声詰まらせた盟友、夫人ら涙=「総理」呼び掛け、最後の感謝―安倍氏国葬

 19発の弔砲が余韻を残す中、午後2時から安倍晋三元首相の国葬が始まった。雪化粧した日本の山々を生花で表現した式壇の上に、柔らかな笑みをたたえた遺影。厳かに葬送曲が流れる中、昭恵夫人に抱かれて到着した遺骨は、議員バッジなどとともに中央に置かれた。
 参列者が1分間の黙とうをささげた後、政治家としての歩みをまとめた映像が流された。冒頭は東日本大震災の復興支援ソング「花は咲く」を弾く姿。ピアノの音色に合わせ、アベノミクスの宣言や「マリオ」に扮(ふん)したリオ五輪閉会式などが映し出され、会場は大きな拍手に包まれた。
 友人代表として追悼の辞を述べたのは安倍政権で長く官房長官を務めた菅義偉前首相。「総理、安倍総理」。とつとつとした口調で呼び掛けながら、首相官邸で苦楽を共にした日々を振り返った。「あなたはいつも笑顔を絶やさなかった」と声を詰まらせると、昭恵さんは涙を浮かべ、目頭を押さえる参列者も多く見られた。
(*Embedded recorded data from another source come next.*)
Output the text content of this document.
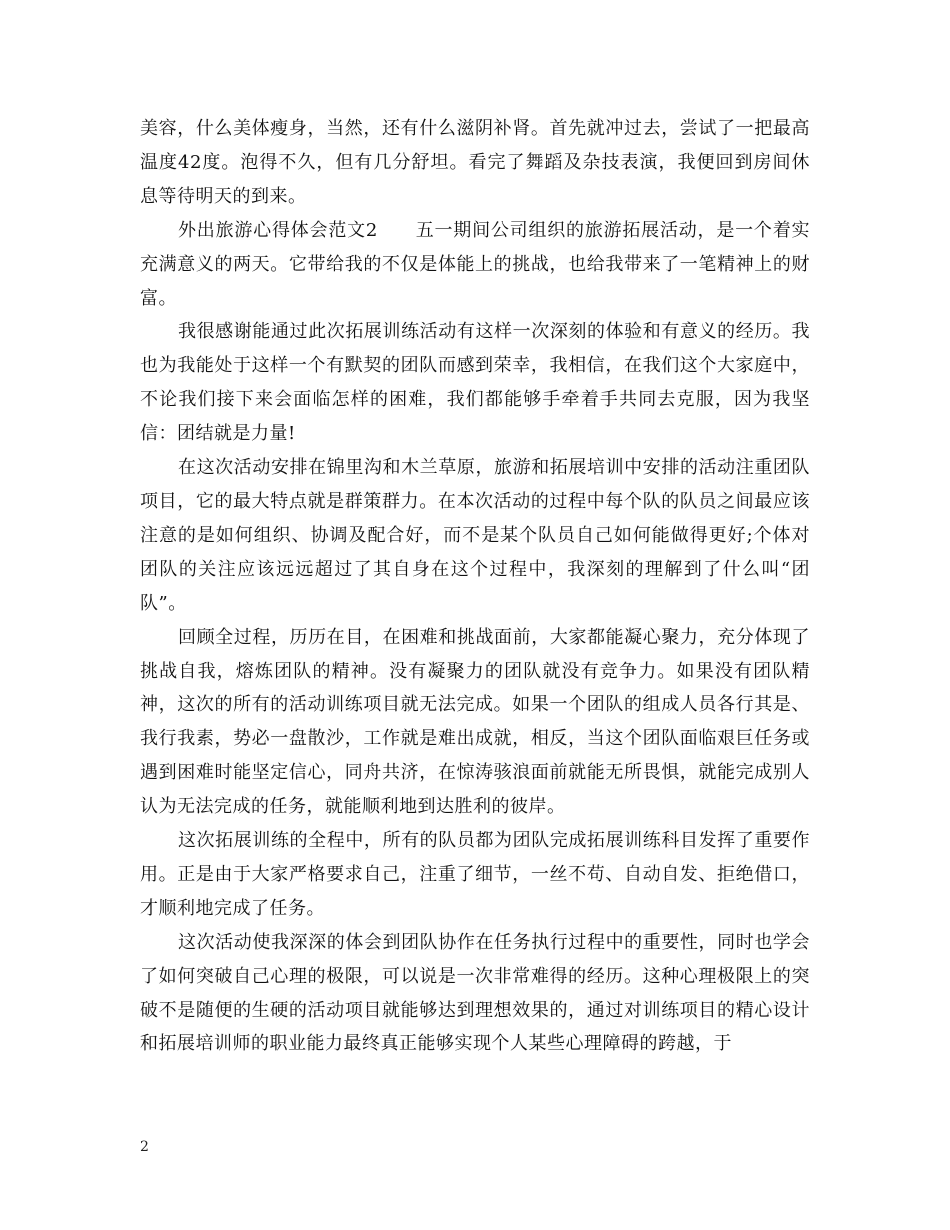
美容，什么美体瘦身，当然，还有什么滋阴补肾。首先就冲过去，尝试了一把最高温度42度。泡得不久，但有几分舒坦。看完了舞蹈及杂技表演，我便回到房间休息等待明天的到来。

外出旅游心得体会范文2　　五一期间公司组织的旅游拓展活动，是一个着实充满意义的两天。它带给我的不仅是体能上的挑战，也给我带来了一笔精神上的财富。

我很感谢能通过此次拓展训练活动有这样一次深刻的体验和有意义的经历。我也为我能处于这样一个有默契的团队而感到荣幸，我相信，在我们这个大家庭中，不论我们接下来会面临怎样的困难，我们都能够手牵着手共同去克服，因为我坚信：团结就是力量!

在这次活动安排在锦里沟和木兰草原，旅游和拓展培训中安排的活动注重团队项目，它的最大特点就是群策群力。在本次活动的过程中每个队的队员之间最应该注意的是如何组织、协调及配合好，而不是某个队员自己如何能做得更好;个体对团队的关注应该远远超过了其自身在这个过程中，我深刻的理解到了什么叫“团队”。

回顾全过程，历历在目，在困难和挑战面前，大家都能凝心聚力，充分体现了挑战自我，熔炼团队的精神。没有凝聚力的团队就没有竞争力。如果没有团队精神，这次的所有的活动训练项目就无法完成。如果一个团队的组成人员各行其是、我行我素，势必一盘散沙，工作就是难出成就，相反，当这个团队面临艰巨任务或遇到困难时能坚定信心，同舟共济，在惊涛骇浪面前就能无所畏惧，就能完成别人认为无法完成的任务，就能顺利地到达胜利的彼岸。

这次拓展训练的全程中，所有的队员都为团队完成拓展训练科目发挥了重要作用。正是由于大家严格要求自己，注重了细节，一丝不苟、自动自发、拒绝借口，才顺利地完成了任务。

这次活动使我深深的体会到团队协作在任务执行过程中的重要性，同时也学会了如何突破自己心理的极限，可以说是一次非常难得的经历。这种心理极限上的突破不是随便的生硬的活动项目就能够达到理想效果的，通过对训练项目的精心设计和拓展培训师的职业能力最终真正能够实现个人某些心理障碍的跨越，于

2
 天皇、皇后両陛下と上皇ご夫妻の使者が式壇に拝礼。続いて秋篠宮ご夫妻ら皇族方も菊の花を供えられた。その後は参列者が順番に献花し、昭恵さんはじっと遺影を見詰めた後、深々と頭を下げた。
 参列者の献花が長引き、国葬が終わったのは予定より約1時間遅い午後6時15分すぎ。「花は咲く」が再び奏でられ、敬礼する自衛隊員らに見送られながら、遺骨を抱えた昭恵さんは会場を後にした。
 安倍政権で内閣官房参与を務めた加藤康子さんは参列後、「当時、生き生きと仕事ができた。(安倍氏は)優しさと揺るぎない信念を持って国に尽くした」としのんだ。「会場で(遺影の)顔を見たら涙が出てきた。ただただ、ありがとうと伝えた」と語った。